In the end, the key is Freedom. Not escape. For escape doesn’t really change the environment or the narrative around us. Escape is merely an action of running away from something… without committing to something different. Conversely, true freedom is liberation. Liberation from living our lives solely or primarily in reaction to the expectations, judgments, and the ‘rules of the game’ imposed externally upon us. Liberation from our felt-need to judge every thought that comes into our head from the perspective of someone else. Liberation from the deceptive, but false, comforts of ‘permanence’ and the attachments of our lives. Liberation from the reality-fleeing behaviors that merely mask our spiritual unhappiness and emptiness. Liberation from the self-imposed disempowerment created by too many of our traditions, rituals, and beliefs. And liberation from our self-surrender to a life within a fishbowl.
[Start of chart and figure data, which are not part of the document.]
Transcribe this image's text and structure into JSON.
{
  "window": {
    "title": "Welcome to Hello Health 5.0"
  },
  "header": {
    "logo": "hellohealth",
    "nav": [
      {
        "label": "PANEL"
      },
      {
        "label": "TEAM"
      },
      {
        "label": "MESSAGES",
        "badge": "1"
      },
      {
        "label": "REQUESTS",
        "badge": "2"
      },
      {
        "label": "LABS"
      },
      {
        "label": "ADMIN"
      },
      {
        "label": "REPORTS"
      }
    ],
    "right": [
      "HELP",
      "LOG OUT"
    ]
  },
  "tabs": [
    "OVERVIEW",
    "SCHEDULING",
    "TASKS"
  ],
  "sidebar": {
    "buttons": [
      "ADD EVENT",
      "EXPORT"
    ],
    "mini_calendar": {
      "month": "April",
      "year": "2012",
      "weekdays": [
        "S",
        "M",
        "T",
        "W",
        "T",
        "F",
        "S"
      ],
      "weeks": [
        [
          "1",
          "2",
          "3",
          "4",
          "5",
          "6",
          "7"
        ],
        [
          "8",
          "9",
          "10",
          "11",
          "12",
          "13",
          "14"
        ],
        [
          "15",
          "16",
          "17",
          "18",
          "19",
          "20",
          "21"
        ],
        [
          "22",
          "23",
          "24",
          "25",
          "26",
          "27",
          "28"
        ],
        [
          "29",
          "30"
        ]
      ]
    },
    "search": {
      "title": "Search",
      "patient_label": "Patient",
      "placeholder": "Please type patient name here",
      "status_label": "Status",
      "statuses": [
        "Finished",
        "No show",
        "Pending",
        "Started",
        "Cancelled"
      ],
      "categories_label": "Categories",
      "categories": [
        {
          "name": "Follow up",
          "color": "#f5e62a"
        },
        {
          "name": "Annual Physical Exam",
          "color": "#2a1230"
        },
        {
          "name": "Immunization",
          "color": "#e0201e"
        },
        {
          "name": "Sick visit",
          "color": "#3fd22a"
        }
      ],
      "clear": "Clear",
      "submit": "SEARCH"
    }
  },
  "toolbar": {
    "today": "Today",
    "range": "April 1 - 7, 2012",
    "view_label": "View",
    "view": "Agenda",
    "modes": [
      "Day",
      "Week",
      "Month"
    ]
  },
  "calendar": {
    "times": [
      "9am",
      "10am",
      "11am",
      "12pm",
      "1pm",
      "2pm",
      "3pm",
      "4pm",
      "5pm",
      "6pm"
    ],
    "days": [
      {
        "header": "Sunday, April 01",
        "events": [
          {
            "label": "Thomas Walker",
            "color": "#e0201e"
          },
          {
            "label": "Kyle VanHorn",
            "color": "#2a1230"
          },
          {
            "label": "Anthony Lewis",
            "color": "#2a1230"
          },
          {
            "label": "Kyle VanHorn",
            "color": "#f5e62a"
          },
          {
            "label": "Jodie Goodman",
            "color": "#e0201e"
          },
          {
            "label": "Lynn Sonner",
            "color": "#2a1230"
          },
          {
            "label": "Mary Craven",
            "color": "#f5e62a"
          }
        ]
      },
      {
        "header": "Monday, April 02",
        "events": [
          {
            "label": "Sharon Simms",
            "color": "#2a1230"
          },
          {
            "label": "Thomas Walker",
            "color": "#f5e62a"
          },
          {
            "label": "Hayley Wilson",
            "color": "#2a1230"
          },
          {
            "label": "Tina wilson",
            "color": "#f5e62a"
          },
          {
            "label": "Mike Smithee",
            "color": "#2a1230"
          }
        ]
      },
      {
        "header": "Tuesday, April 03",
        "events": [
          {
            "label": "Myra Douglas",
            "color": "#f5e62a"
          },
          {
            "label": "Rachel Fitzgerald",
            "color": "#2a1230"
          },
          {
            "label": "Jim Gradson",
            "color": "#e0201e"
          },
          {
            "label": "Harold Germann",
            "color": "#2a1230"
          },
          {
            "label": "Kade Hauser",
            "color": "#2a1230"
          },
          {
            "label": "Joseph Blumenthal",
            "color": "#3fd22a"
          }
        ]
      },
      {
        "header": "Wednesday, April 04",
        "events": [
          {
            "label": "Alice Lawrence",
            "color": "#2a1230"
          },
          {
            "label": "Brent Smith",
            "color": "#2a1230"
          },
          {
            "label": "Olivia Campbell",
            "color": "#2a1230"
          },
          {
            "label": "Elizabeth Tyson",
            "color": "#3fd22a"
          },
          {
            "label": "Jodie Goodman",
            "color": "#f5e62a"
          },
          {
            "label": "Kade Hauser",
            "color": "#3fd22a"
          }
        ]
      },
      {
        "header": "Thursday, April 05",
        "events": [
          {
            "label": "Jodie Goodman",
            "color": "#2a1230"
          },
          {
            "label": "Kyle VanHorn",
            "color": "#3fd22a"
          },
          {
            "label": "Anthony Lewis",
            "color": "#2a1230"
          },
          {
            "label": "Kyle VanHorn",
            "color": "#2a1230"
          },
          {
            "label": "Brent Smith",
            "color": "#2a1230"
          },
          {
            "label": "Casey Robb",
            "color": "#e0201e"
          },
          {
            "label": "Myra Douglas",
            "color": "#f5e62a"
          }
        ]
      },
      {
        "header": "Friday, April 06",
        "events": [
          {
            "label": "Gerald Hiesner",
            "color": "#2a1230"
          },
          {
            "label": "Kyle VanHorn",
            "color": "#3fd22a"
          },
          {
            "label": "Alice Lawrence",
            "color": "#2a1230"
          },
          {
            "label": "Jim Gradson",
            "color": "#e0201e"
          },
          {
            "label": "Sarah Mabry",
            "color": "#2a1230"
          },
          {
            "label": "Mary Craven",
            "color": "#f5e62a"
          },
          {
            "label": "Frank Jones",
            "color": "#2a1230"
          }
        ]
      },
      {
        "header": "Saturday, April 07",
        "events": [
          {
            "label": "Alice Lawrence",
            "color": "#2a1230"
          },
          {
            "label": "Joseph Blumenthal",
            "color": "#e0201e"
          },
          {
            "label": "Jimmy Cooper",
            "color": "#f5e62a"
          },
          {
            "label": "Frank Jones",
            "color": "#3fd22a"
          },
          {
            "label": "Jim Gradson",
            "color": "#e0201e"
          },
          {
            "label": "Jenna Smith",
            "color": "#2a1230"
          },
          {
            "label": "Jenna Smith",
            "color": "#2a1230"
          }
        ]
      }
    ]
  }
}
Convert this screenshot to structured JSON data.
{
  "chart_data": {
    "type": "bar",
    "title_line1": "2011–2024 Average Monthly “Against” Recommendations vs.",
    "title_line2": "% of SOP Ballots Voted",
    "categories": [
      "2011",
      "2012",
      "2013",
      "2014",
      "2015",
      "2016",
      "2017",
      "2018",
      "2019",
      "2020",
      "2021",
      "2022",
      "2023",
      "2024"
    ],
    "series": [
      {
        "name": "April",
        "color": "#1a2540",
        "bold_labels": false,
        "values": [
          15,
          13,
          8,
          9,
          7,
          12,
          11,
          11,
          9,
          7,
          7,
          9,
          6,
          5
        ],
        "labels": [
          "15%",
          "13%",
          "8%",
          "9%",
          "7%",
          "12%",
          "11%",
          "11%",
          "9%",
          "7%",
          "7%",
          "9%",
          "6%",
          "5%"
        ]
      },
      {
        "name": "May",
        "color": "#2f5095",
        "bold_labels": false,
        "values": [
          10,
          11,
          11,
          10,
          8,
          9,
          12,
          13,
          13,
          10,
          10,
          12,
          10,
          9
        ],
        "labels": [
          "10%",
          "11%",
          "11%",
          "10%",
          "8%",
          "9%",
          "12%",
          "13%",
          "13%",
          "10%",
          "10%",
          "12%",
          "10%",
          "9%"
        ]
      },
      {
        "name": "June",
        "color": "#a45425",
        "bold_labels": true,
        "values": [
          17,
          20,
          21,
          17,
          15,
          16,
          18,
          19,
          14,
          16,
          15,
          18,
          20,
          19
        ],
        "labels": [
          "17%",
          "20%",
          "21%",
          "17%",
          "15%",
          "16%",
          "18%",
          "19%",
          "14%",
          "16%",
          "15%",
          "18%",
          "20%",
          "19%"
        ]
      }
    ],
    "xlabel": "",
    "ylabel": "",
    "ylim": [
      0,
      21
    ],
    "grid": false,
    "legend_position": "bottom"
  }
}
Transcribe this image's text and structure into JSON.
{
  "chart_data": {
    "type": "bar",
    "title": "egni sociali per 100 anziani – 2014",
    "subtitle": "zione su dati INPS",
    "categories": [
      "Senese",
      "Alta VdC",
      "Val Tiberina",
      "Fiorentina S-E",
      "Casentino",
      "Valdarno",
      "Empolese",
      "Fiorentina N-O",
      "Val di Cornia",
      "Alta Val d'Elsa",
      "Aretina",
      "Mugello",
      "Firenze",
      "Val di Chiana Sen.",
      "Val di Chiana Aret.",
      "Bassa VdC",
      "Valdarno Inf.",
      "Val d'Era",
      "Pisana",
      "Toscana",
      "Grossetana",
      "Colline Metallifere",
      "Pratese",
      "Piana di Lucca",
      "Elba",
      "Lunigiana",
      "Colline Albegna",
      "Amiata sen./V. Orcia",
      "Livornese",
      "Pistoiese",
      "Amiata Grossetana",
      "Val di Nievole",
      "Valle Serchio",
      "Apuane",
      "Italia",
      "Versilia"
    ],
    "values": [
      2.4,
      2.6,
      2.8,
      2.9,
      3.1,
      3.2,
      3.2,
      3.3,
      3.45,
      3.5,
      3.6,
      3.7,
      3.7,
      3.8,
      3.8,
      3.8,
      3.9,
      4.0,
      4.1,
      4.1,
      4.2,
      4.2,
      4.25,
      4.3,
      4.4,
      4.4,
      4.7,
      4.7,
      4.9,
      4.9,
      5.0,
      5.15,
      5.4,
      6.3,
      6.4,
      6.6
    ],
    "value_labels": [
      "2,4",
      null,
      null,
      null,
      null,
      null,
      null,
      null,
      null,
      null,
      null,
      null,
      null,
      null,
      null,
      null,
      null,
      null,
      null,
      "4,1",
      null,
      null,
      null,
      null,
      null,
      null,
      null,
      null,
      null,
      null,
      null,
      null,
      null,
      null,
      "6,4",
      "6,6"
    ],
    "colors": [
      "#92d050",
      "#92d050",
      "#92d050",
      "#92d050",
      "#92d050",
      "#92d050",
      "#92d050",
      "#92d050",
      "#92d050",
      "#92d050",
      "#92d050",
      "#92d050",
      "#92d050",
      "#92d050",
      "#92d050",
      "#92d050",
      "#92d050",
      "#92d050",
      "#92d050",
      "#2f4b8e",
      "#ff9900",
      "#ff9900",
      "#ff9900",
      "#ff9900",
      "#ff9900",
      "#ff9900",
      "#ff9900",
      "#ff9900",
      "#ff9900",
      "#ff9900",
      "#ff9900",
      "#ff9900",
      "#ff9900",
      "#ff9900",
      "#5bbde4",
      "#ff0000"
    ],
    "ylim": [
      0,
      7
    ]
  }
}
We need freedom and liberation. True freedom starts when we leave the fishbowl and our false fish mask personas aside. When we finally step back with new curiosity, wonder, and openness to look at ourselves with greater love and objectivity. Then commit to real intentionality and daily discipline in making the changes needed to live our lives more fully and spiritually. Within God’s love, grace, and dignity. True freedom arrives when we strive, each and every day, toward greater capacity… not captivity. When we strive toward hope… not a safe habitat. When we strive toward possibility… not imprisonment. When we strive toward freedom… not fishbowls. When we strive toward a better ‘view’. A view from outside the fishbowl for a change.